Selain itu masih ada tugas BI dalam SPN, misalnya, peran
sebagai penyelenggara sistem kliring antarbank untuk jenis alat-alat
pembayaran tertentu. Bank sentral juga adalah satu-satunya lembaga yang berhak
mengeluarkan dan mengedarkan alat pembayaran
tunai seperti uang rupiah. BI juga berhak mencabut, menarik
hingga memusnahkan uang rupiah yang sudah tak berlaku dari peredaran.
Berbekal kewenangan itu, BI pun menetapkan sejumlah
kebijakan dari komponen SPN ini. Misalnya, alat pembayaran apa yang boleh
dipergunakan di Indonesia. BI juga menentukan standar alat-alat
pembayaran tadi serta pihak-pihak yang dapat menerbitkan dan/atau memproses
alat-alat pembayaran tersebut. BI juga berhak menetapkan lembaga-lembaga yang
dapat menyelenggarakan sistem pembayaran. Ambil contoh, sistem kliring atau transfer dana, baik suatu
sistem utuh atau hanya bagian dari sistem saja. Bank sentral juga memiliki
kewenangan menunjuk lembaga yang bisa menyelenggarakan sistem settlement.
Pada akhirnya BI juga mesti menetapkan kebijakan terkait pengendalian risiko,
efisiensi serta tata kelola (governance) SPN.

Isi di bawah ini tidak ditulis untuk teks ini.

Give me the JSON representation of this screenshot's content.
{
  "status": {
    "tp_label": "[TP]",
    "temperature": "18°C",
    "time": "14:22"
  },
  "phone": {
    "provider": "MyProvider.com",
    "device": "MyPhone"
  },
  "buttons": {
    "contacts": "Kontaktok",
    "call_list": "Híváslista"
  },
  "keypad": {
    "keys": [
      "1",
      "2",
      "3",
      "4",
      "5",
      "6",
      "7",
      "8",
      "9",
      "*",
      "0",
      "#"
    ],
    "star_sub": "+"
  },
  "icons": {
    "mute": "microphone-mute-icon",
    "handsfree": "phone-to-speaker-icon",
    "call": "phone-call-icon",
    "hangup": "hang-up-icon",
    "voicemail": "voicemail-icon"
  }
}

Di sisi alat pembayaran tunai, Bank
Indonesia merupakan satu-satunya lembaga yang berwenang untuk mengeluarkan dan
mengedarkan uang Rupiah serta mencabut, menarik dan memusnahkan uang dari
peredaran. Terkait dengan peran BI dalam mengeluarkan dan mengedarkan uang,
Bank Indonesia senantiasa berupaya untuk dapat memenuhi kebutuhan uang kartal di masyarakat
baik dalam nominal yang cukup, jenis pecahan yang sesuai,
tepat waktu, dan dalam kondisi yang layak edar (clean money policy).
Untuk mewujudkan clean money policy tersebut, pengelolaan pengedaran
uang yang dilakukan oleh Bank Indonesia dilakukan mulai dari pengeluaran uang,
pengedaran uang, pencabutan dan penarikan uang sampai dengan pemusnahan uang.
Sebelum melakukan pengeluaran uang Rupiah, terlebih
dahulu dilakukan perencanaan agar uang yang dikeluarkan memiliki kualitas yang
baik sehingga kepercayaan masyarakat tetap terjaga. Perencanaan yang dilakukan
Bank Indonesia meliputi perencanaan pengeluaran emisi baru dengan
mempertimbangkan tingkat pemalsuan, nilai intrinsik serta masa edar uang. Selain itu
dilakukan pula perencanaan terhadap jumlah serta komposisi pecahan uang yang akan dicetak
selama satu tahun kedepan. Berdasarkan perencanaan tersebut kemudian dilakukan
pengadaan uang baik untuk pengeluaran uang emisi baru maupun pencetakan rutin
terhadap uang emisi lama yang telah dikeluarkan.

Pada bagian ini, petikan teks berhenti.